The vast majority of the technology needed to realize a full decarbonization of the U.S. economy exists, and most of the technology is more cost effective than fossil fueled alternatives, according to NASEM. But a committee assembled by the group to study decarbonization says all levels of government must do more to ensure the coming economic transition is just and fair to all.

The report, the first of two decarbonization studies planned by the NASEM, ultimately focused on the social factors that will determine the success of the U.S.’s energy transition, according to Pacala, who headed the 17-person committee behind the report.

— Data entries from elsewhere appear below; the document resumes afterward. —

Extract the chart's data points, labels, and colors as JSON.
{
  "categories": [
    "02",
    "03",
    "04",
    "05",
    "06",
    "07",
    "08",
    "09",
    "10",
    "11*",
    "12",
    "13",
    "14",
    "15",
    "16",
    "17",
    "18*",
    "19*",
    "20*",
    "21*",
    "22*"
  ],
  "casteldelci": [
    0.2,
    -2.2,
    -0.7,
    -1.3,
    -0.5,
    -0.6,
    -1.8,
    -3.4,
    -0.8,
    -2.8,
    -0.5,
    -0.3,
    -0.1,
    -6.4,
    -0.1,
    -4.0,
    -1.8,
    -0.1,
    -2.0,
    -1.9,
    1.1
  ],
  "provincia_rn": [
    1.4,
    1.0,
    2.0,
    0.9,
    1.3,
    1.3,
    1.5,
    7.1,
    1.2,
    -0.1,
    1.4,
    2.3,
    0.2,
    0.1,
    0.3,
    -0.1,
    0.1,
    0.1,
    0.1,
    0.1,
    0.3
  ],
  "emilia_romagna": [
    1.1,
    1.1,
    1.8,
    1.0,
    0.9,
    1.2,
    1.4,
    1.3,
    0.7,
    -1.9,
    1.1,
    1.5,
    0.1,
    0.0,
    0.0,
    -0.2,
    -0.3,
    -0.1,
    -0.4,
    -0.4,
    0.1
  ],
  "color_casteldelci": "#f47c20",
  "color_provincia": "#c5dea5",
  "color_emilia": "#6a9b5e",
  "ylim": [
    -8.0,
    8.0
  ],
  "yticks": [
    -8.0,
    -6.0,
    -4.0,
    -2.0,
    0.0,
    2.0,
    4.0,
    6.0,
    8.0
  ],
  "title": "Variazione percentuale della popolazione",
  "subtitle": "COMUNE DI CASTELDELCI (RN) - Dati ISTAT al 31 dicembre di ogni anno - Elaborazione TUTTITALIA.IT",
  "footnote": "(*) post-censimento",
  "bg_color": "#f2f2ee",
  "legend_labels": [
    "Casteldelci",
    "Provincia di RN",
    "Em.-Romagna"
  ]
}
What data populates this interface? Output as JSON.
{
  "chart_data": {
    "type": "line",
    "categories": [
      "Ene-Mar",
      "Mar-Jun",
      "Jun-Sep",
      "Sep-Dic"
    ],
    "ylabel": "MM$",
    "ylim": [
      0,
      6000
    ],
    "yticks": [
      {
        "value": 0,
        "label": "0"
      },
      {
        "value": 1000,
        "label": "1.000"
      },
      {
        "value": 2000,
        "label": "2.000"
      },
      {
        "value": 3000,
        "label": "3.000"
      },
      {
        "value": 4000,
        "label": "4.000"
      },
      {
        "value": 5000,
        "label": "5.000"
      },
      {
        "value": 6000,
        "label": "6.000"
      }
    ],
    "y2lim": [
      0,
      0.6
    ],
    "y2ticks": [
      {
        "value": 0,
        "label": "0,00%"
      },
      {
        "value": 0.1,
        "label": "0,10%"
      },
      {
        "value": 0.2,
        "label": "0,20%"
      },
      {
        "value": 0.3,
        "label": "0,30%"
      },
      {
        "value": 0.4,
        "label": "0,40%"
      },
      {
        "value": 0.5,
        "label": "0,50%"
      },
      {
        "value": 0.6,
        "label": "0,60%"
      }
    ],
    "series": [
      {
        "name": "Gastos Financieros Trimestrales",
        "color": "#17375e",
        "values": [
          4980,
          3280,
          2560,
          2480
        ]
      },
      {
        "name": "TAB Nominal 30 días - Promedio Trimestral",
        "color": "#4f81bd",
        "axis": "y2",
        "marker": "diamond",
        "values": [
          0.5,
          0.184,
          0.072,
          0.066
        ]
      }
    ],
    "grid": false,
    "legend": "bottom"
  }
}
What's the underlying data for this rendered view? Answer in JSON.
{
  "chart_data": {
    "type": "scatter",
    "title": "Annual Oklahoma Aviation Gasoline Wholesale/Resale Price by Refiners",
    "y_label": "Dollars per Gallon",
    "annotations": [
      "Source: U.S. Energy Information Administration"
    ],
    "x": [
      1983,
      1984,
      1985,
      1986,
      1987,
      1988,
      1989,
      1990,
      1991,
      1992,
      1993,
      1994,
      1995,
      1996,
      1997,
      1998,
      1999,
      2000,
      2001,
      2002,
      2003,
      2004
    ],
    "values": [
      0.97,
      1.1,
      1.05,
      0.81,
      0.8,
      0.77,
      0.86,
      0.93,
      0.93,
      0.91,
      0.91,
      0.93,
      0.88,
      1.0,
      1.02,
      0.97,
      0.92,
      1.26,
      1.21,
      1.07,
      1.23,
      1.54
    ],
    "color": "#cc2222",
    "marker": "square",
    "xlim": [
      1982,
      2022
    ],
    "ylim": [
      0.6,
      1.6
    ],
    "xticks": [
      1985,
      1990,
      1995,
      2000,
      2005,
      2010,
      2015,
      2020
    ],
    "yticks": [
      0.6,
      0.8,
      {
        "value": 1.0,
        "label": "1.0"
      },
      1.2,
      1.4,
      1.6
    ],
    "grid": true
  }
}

The committee identified five technology goals to maintain the course to net-zero carbon emissions by 2050, outlined in the report. Ideally, the U.S will source three-fourths of its energy from carbon-free sources by 2030, with zero-emission vehicles accounting for 50% of vehicle sales by the same date. The report also calls for a 50% reduction in new building energy use by 2030 and an expansion of the nation’s transmission infrastructure, in addition to a tripling of federal investment in research, development and demonstration of emerging technologies such as advanced nuclear reactors, carbon capture and sequestration, and hydrogen fuels.

“The National Academies’ new report … issues a clarion call for more clean energy innovation,” Colin Cunliff, senior policy analyst for the Information Technology and Innovation Foundation and a member of the NASEM decarbonization committee, wrote in a blog post after the report’s official release. The report “recognizes that innovation won’t happen without an assertive federal policy that involves much more than just basic funding.”

But the report also proposes policy action necessary to meet critical socioeconomic goals, such as ensuring jobs created by the economic transition are distributed in such a way that benefits diverse communities historically left behind in the U.S., while also making assistance available to communities that stand to suffer major job and tax revenue losses as fossil fuel production winds down.

Support could be provided through the creation of a new government agency proposed in the NASEM report, an independent national transition corporation, that would provide workers and communities with support in the event of job losses. A federal green bank, recommended by the report, could also provide funding for economic redevelopment in affected communities, Pacala said.

“Now that the transition is so much more affordable,” he said, “the primary concern is the impact on communities that depend on fossil fuels. We recognize that past transitions have been rocky, and that policy approaches that focus only on worker retraining have been inadequate.”

The committee highlighted the need to make resources available at all levels of government — including state and municipal governments, to avoid the failures of a one-size-fits all approach. They emphasized a need to make resources and funding available in communities with access to fewer economic resources as well, and the need for greater engagement with the public during the transition.

The report also recommends the adoption of a carbon tax, but at $40 per ton or less to avoid inequities in communities that cannot afford an increase in the price of carbon. The committee also spoke of a need to replace long-lived fossil fuel assets like power plants at the end of their working life, rather than retiring them early, to keep costs manageable.

“What we need to do with the timing of these stock turnovers,” said Jesse Jenkins, who leads the Zero Carbon Energy Systems Research and Optimization Laboratory at Princeton University, “is we have to make sure that when someone makes that decision, the no-brainer is to invest in transition technology.”